Dermatology
Plaque Psoriasis
Real-World Safety and Efficacy Data in Patients With Plaque Psoriasis
Treatment outcomes for patients with moderate to severe plaque psoriasis can vary based on multiple factors, including patient demographics and disease characteristics, and these may not always be reflected in the results demonstrated in clinical trials. As real-world evidence continues to grow in the treatment of patients with plaque psoriasis, so will the knowledge base for the personalization of treatment strategies.
One important factor when considering efficacy results from clinical trial data vs real-world data is patient adherence. In clinical trials, patients tend to be more adherent to their prescribed therapy than they are in the real-world setting. That difference is partially driven by how frequently patients participating in trials return to the study site. Those patients might be seen 6 times in 12 weeks, while in clinical practice, patients can often go 2 to 3 months between visits. Therefore, clinical study findings may overestimate the efficacy of a treatment simply because our patients in the real-world setting might not use their prescribed medications as consistently as those participating in clinical trials.
Another important difference between clinical trial and real-world data is that, in a clinical trial setting, patients typically receive a single drug in a controlled manner to best evaluate the safety and efficacy of that single therapy. In real life, our patients with plaque psoriasis may use multiple medications; for example, a biologic therapy may be paired with a topical medication.

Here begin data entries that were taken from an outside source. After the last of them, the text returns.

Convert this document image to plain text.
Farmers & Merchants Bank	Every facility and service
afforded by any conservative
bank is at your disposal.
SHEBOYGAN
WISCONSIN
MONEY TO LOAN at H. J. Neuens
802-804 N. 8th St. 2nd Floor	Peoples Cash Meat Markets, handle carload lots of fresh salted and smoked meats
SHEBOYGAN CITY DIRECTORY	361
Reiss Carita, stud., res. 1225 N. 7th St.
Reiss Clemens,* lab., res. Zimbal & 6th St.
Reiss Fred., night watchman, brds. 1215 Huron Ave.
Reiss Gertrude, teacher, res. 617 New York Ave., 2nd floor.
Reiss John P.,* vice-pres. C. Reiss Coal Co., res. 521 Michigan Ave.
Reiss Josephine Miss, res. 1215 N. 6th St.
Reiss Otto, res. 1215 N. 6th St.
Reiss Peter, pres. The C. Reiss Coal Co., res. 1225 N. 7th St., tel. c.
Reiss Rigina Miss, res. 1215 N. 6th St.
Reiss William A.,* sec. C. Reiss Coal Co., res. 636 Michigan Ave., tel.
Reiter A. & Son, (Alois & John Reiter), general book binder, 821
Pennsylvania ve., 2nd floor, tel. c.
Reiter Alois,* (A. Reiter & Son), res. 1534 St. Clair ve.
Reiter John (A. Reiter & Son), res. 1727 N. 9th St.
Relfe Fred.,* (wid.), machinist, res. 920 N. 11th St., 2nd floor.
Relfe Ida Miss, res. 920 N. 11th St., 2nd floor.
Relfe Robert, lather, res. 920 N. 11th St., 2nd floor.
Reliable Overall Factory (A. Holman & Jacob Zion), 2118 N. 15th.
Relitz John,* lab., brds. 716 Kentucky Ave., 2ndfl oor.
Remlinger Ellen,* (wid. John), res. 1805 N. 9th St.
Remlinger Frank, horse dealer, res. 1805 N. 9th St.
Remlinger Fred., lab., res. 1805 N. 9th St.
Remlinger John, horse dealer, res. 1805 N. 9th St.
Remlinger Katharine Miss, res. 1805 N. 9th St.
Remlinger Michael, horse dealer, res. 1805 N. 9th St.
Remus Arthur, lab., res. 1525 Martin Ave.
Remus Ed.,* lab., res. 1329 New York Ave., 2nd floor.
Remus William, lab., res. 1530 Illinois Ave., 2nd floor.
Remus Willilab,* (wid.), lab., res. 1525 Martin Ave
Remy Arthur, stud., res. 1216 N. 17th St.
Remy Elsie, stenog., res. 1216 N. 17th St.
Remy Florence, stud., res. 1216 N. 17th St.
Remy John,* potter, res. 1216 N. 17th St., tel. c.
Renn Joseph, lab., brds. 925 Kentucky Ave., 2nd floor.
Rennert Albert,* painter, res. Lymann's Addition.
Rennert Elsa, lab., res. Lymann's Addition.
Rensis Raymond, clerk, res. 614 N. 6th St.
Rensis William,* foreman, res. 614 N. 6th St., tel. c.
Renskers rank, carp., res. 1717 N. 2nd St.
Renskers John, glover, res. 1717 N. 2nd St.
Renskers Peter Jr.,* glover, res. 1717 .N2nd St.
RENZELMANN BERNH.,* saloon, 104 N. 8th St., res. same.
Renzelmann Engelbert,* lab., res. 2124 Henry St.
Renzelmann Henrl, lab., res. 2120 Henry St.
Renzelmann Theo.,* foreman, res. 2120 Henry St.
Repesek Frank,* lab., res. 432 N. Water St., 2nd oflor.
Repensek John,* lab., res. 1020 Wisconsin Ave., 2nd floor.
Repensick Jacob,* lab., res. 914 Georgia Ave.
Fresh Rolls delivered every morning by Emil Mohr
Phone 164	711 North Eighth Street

It is possible that, by giving patients multiple medications, we are complicating their treatment and potentially reducing their medication adherence, which, in turn, can negatively impact therapeutic outcomes.
Real-world data are very helpful for gathering additional safety and tolerability information. Clinical studies are typically designed and powered to identify statistically significant differences in efficacy between the study drug and placebo, but they are often not large enough to identify the rates of rare adverse events. Database registries and other real-world studies can include very large numbers of patients, follow them over time, and observe the rates of safety events. Of course, such studies usually do not include placebo groups for comparison, which must be considered when evaluating the findings.
Clinical trials—especially those that are intended for US Food and Drug Administration approval—are often conducted over a shorter time frame, resulting in a limited window when looking at primary outcome data results. These trials do not always represent what we see and experience with our patients in real-world practice. It is also prudent to consider how we evaluate and interpret data generated from clinical trials vs the real world. This is because the validated research tools and metrics used to assess therapeutic efficacy for patients in a trial, while important, will not always directly translate to the same patient success in our clinical practice.
Efficacy results may be greater in clinical trials vs the real world because of the amount of patient oversight and its implications for adherence, as Dr Feldman mentioned. Additionally, there may be patients whose progress on treatment might not be considered a success by clinical trial standards, but in the eyes of the physicians or the patients themselves, the improvements could be considered significant. Clinical trial data can, therefore, be somewhat limited from a pragmatic perspective in that they do not always reflect the messy day-to-day realities of practice.
In terms of real-world data, retrospective chart review studies can be especially useful for giving us an idea of how various agents behave when combined with other therapies because we typically prescribe multiple therapies for patients with plaque psoriasis at once. From a safety perspective, disease state registries are very helpful in showing whether new safety signals emerge beyond the time frame of the original clinical trial period.
In general, real-world data, including results gathered from registry databases, will typically report lower efficacy results for therapies compared with clinical trials. This occurs for all the reasons my colleagues have discussed, with adherence being an important factor. Data sets can provide valuable information if they include sufficiently broad groups of patients. Evaluating the real-world data for a single drug experience in 800 patients in a registry is not ideal. We cannot adequately learn about safety and efficacy without comparators. When a registry or data set is disease-specific and allows patients to be on any number of treatments, it gives us broader data to evaluate. This provides valid comparators that can help us make decisions about therapeutic safety and efficacy in the real world.
The Psoriasis Longitudinal Assessment and Registry is a good example of a valuable registry for patients with psoriasis. Patients in the registry were followed for years and were treated with many different therapies, providing us with valuable data on the disease state and patient outcomes. The CorEvitas Psoriasis Registry (formerly known as the Corrona Psoriasis Registry) is another disease-specific registry that has followed thousands of patients with psoriasis being treated with many different drugs over an extended period of time, and it has provided valuable real-world information regarding the disease state and its treatment.